Si era sempre saltato con uno stile che permetteva di tenere bene sott’occhio l’asticella.
C’era chi saltava con la sforbiciata, chi affrontava il salto con lo stile cosiddetto ‘ventrale’. Ma tutti saltavano tenendo lo sguardo sempre rivolto verso il basso, come se lo staccarsi da terra fosse un gesto involontario, e si volesse sempre mantenere un certo margine di sicurezza, il contatto anche solo visivo con la propria zona comfort.
Si andò avanti così per 72 anni, dal momento in cui il salto in alto divenne disciplina olimpionica. Sino a quando nel 1968 in pedana non si presentò un americano mingherlino, Richard Douhglas Fosbury, ritenuto sino ad allora un atleta senza alcun particolare talento.
Ed invece Dick Fosbury sorprese tutti, entrò in gioco contro ogni pronostico e con un guizzo cambiò le regole del gioco. Imponendo quello che da quel momento divenne <lo stile Fosbury>.
La rivoluzione di Fosbury fu nel cambio di prospettiva. Lo sguardo rivolto non più rivolto a cosa si lasciava, ma <verso dove si andava>.
Fosbury voltò le spalle al terreno e apri la sua visuale verso l’alto. Staccò la mente dai suoi limiti e la volse verso i suoi obiettivi.
Il suo era non solo un salto verso l’alto, ma <verso altro>.
Così, cambiata la prospettiva, non fu più l’asticella da superare il limite dell’orizzonte, ma a guidare il salto fu lo sguardo rivolto in alto, oltre ogni limite.
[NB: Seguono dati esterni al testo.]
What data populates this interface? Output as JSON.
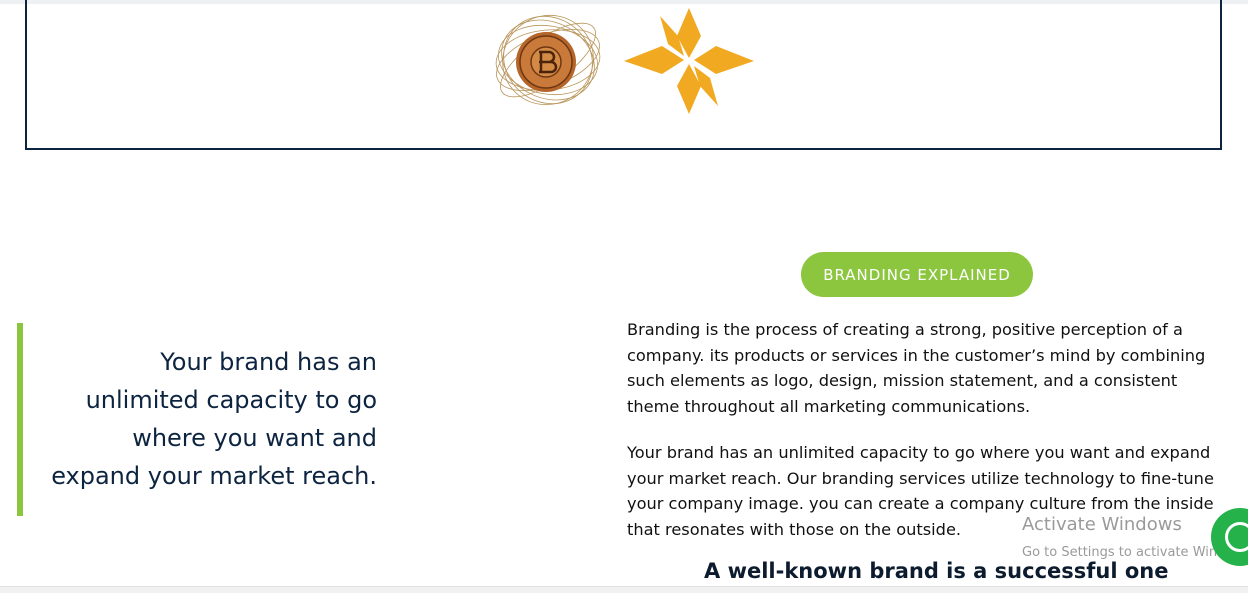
{
  "logos": [
    {
      "name": "coin-emblem-logo"
    },
    {
      "name": "orange-star-logo"
    }
  ],
  "section": {
    "pill_label": "BRANDING EXPLAINED",
    "quote": "Your brand has an unlimited capacity to go where you want and expand your market reach.",
    "paragraph1": "Branding is the process of creating a strong, positive perception of a company. its products or services in the customer’s mind by combining such elements as logo, design, mission statement, and a consistent theme throughout all marketing communications.",
    "paragraph2": "Your brand has an unlimited capacity to go where you want and expand your market reach. Our branding services utilize technology to fine-tune your company image. you can create a company culture from the inside that resonates with those on the outside.",
    "subheading": "A well-known brand is a successful one"
  },
  "overlay": {
    "activate_title": "Activate Windows",
    "activate_sub": "Go to Settings to activate Windows."
  },
  "colors": {
    "accent_green": "#8cc63f",
    "navy": "#0d2440",
    "star_orange": "#f2a922",
    "chat_green": "#25b24a"
  }
}
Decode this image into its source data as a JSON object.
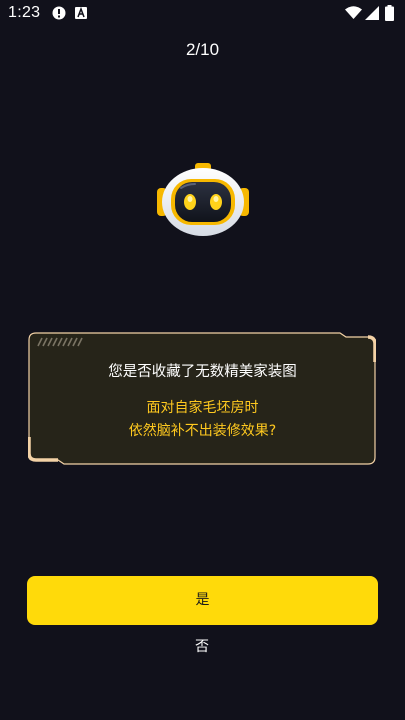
{
  "status_bar": {
    "time": "1:23",
    "icons": [
      "alert-icon",
      "a-icon",
      "wifi-icon",
      "signal-icon",
      "battery-icon"
    ]
  },
  "progress": {
    "label": "2/10"
  },
  "mascot": {
    "icon": "robot-mascot-icon"
  },
  "card": {
    "question": "您是否收藏了无数精美家装图",
    "sub_line_1": "面对自家毛坯房时",
    "sub_line_2": "依然脑补不出装修效果?"
  },
  "actions": {
    "yes_label": "是",
    "no_label": "否"
  },
  "colors": {
    "background": "#11111b",
    "accent_yellow": "#ffda0a",
    "highlight_text": "#ffc91f",
    "card_fill": "#262419",
    "card_border": "#f3d2a6"
  }
}
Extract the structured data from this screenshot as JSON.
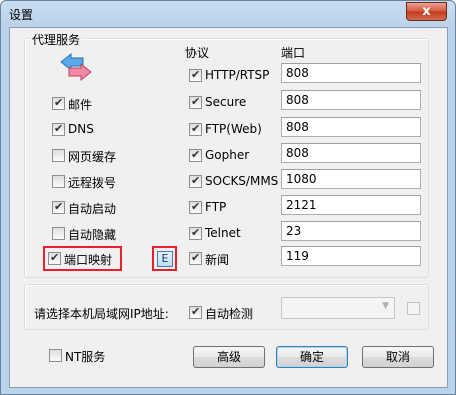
{
  "window": {
    "title": "设置",
    "close_glyph": "x"
  },
  "proxy_group": {
    "title": "代理服务",
    "left_options": [
      {
        "label": "邮件",
        "checked": true
      },
      {
        "label": "DNS",
        "checked": true
      },
      {
        "label": "网页缓存",
        "checked": false
      },
      {
        "label": "远程拨号",
        "checked": false
      },
      {
        "label": "自动启动",
        "checked": true
      },
      {
        "label": "自动隐藏",
        "checked": false
      },
      {
        "label": "端口映射",
        "checked": true
      }
    ],
    "e_button_label": "E",
    "protocol_header": "协议",
    "port_header": "端口",
    "protocols": [
      {
        "label": "HTTP/RTSP",
        "checked": true,
        "port": "808"
      },
      {
        "label": "Secure",
        "checked": true,
        "port": "808"
      },
      {
        "label": "FTP(Web)",
        "checked": true,
        "port": "808"
      },
      {
        "label": "Gopher",
        "checked": true,
        "port": "808"
      },
      {
        "label": "SOCKS/MMS",
        "checked": true,
        "port": "1080"
      },
      {
        "label": "FTP",
        "checked": true,
        "port": "2121"
      },
      {
        "label": "Telnet",
        "checked": true,
        "port": "23"
      },
      {
        "label": "新闻",
        "checked": true,
        "port": "119"
      }
    ]
  },
  "ip_group": {
    "label": "请选择本机局域网IP地址:",
    "auto_detect_label": "自动检测",
    "auto_detect_checked": true,
    "ip_select_value": ""
  },
  "footer": {
    "nt_service_label": "NT服务",
    "nt_service_checked": false,
    "advanced_label": "高级",
    "ok_label": "确定",
    "cancel_label": "取消"
  },
  "colors": {
    "highlight": "#e8202a",
    "titlebar": "#b9d1ea"
  }
}
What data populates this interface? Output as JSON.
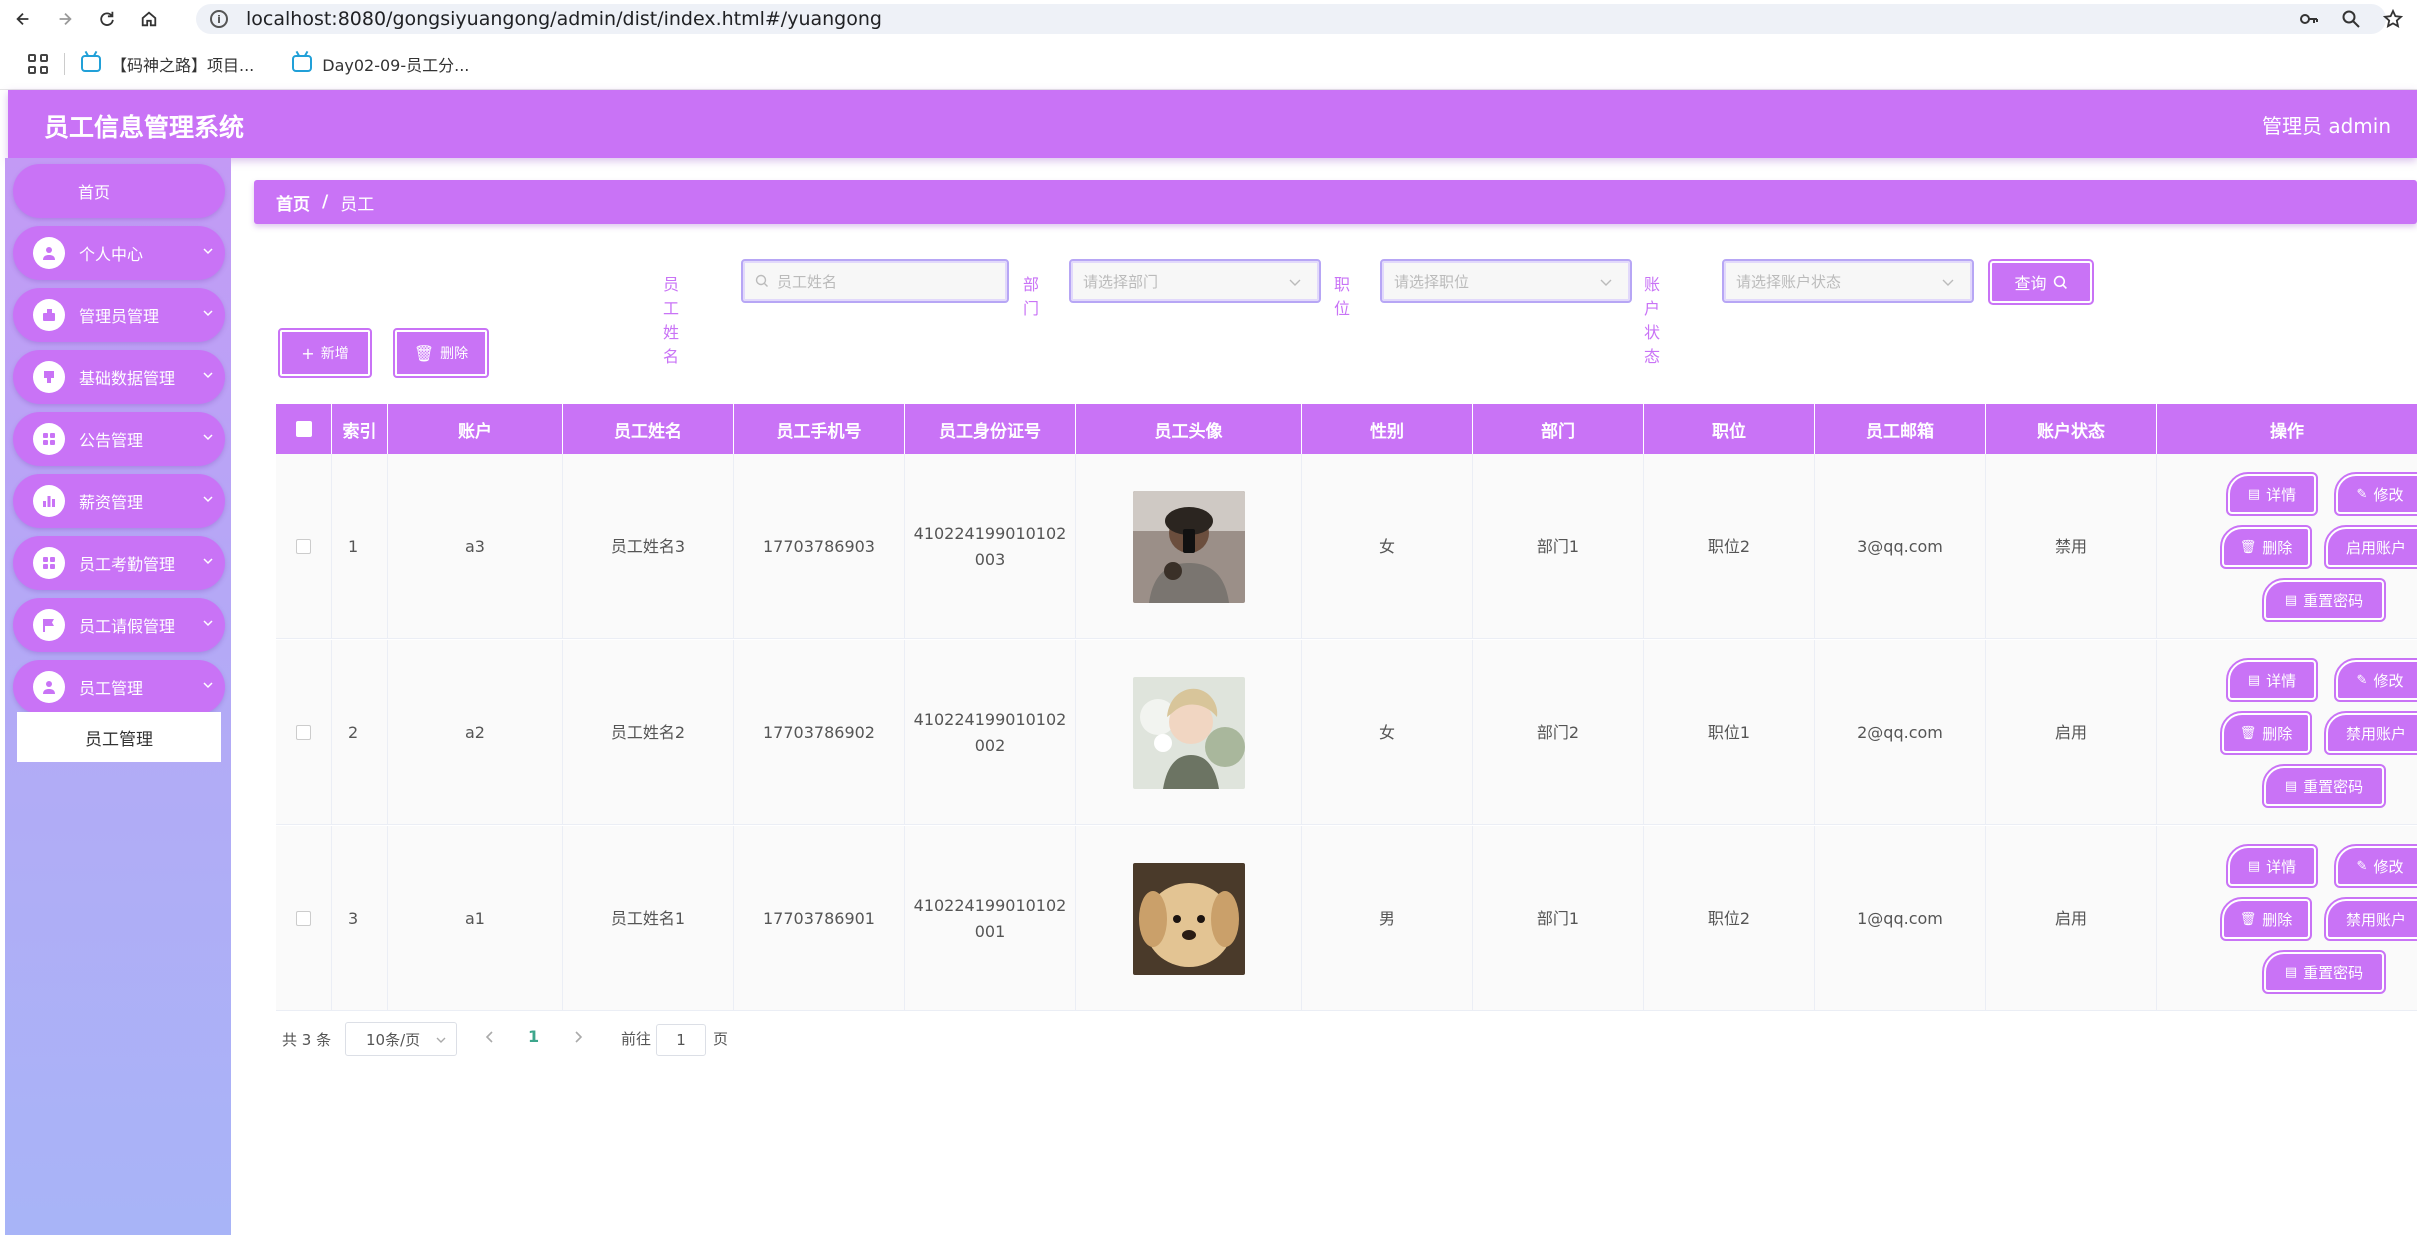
{
  "browser": {
    "url": "localhost:8080/gongsiyuangong/admin/dist/index.html#/yuangong",
    "bookmarks": [
      "【码神之路】项目...",
      "Day02-09-员工分..."
    ]
  },
  "header": {
    "title": "员工信息管理系统",
    "user": "管理员 admin"
  },
  "sidebar": {
    "items": [
      {
        "label": "首页",
        "icon": "home"
      },
      {
        "label": "个人中心",
        "icon": "user-icon"
      },
      {
        "label": "管理员管理",
        "icon": "admin-icon"
      },
      {
        "label": "基础数据管理",
        "icon": "data-icon"
      },
      {
        "label": "公告管理",
        "icon": "grid-icon"
      },
      {
        "label": "薪资管理",
        "icon": "chart-icon"
      },
      {
        "label": "员工考勤管理",
        "icon": "grid-icon"
      },
      {
        "label": "员工请假管理",
        "icon": "flag-icon"
      },
      {
        "label": "员工管理",
        "icon": "user-icon"
      }
    ],
    "active_sub": "员工管理"
  },
  "breadcrumb": {
    "home": "首页",
    "sep": "/",
    "current": "员工"
  },
  "search": {
    "name_label": "员工姓名",
    "name_placeholder": "员工姓名",
    "dept_label": "部门",
    "dept_placeholder": "请选择部门",
    "position_label": "职位",
    "position_placeholder": "请选择职位",
    "status_label": "账户状态",
    "status_placeholder": "请选择账户状态",
    "query": "查询"
  },
  "actions": {
    "add": "新增",
    "delete": "删除"
  },
  "table": {
    "headers": [
      "索引",
      "账户",
      "员工姓名",
      "员工手机号",
      "员工身份证号",
      "员工头像",
      "性别",
      "部门",
      "职位",
      "员工邮箱",
      "账户状态",
      "操作"
    ],
    "rows": [
      {
        "index": "1",
        "account": "a3",
        "name": "员工姓名3",
        "phone": "17703786903",
        "idcard1": "410224199010102",
        "idcard2": "003",
        "gender": "女",
        "dept": "部门1",
        "position": "职位2",
        "email": "3@qq.com",
        "status": "禁用",
        "toggle": "启用账户"
      },
      {
        "index": "2",
        "account": "a2",
        "name": "员工姓名2",
        "phone": "17703786902",
        "idcard1": "410224199010102",
        "idcard2": "002",
        "gender": "女",
        "dept": "部门2",
        "position": "职位1",
        "email": "2@qq.com",
        "status": "启用",
        "toggle": "禁用账户"
      },
      {
        "index": "3",
        "account": "a1",
        "name": "员工姓名1",
        "phone": "17703786901",
        "idcard1": "410224199010102",
        "idcard2": "001",
        "gender": "男",
        "dept": "部门1",
        "position": "职位2",
        "email": "1@qq.com",
        "status": "启用",
        "toggle": "禁用账户"
      }
    ],
    "ops": {
      "detail": "详情",
      "edit": "修改",
      "delete": "删除",
      "reset": "重置密码"
    }
  },
  "pagination": {
    "total": "共 3 条",
    "size": "10条/页",
    "current": "1",
    "goto": "前往",
    "page_input": "1",
    "page_suffix": "页"
  },
  "colors": {
    "accent": "#c973f6",
    "sidebar_top": "#c39af5",
    "sidebar_bottom": "#a8b4f7",
    "page_active": "#3da68c"
  }
}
Mentre gli altri saltavano un ostacolo, il giovane Fosbury decise di osare e …volare oltre l’ostacolo (https://cleolicalzi.it/2021/05/20/il-nemico-che-ce-in-noi/).
Fosbury con il suo cambio di prospettiva, cambiò la storia del salto in alto.
Preparazione mentale, focus sull’obiettivo, rincorsa e acquistata la massima velocità, pronti a decollare verso la meta.
Era il coraggio dell’innovazione il suo talento. Quella sua tecnica, assurda, rivoluzionaria e accolta con tanto scetticismo, che ancora oggi resiste ed ha permesso di far raggiungere a tanti come lui altezze mai immaginate prima.
Lo stile Fosbury fu battezzato <Fosbury flop> la cui traduzione letterale è ‘fallimento’.
E richiama proprio il valore del ‘fallimento’ , dell’errore, come leva per cambiare prospettiva e salire di livello.
Fosbury osò, dove tutti lo sconsigliavano. Ma la sua forza fu proprio l’imperfezionismo (https://cleolicalzi.it/2020/07/12/limperfetta-meraviglia/).
Quello che per tanti era un errore nell’impostazione del salto, per Dick Fosbury era il cambiamento necessario.
Le probabilità di svettare nel salto per lui, atleticamente meno dotato di altri, non giocavano a favore, ma lui partì da questo per compiere quella che ancora oggi rappresenta la leadership nel salto in alto.
Un solo tipo di persone fallisce veramente: quelle che non rischiano. Gli altri innovano.
Fosbury come Bebe Vio ci insegna come se sembra impossibile, si può fare (https://cleolicalzi.it/2021/09/01/bebe-ed-il-superpotere-dei-sogni/).
Chi crede che l’impossibile non sia realizzabile e ripete le prassi sempre fatte dagli altri, va verso gli ostacoli <a pancia bassa>, rimanendo certo al sicuro da errori e fallimenti.
Ma così facendo non compierà mai quel <piccolo ordinario miracolo> che è rompere gli schemi, superare gli ostacoli e volare verso nuove mete. Con lo sguardo rivolto <oltre>.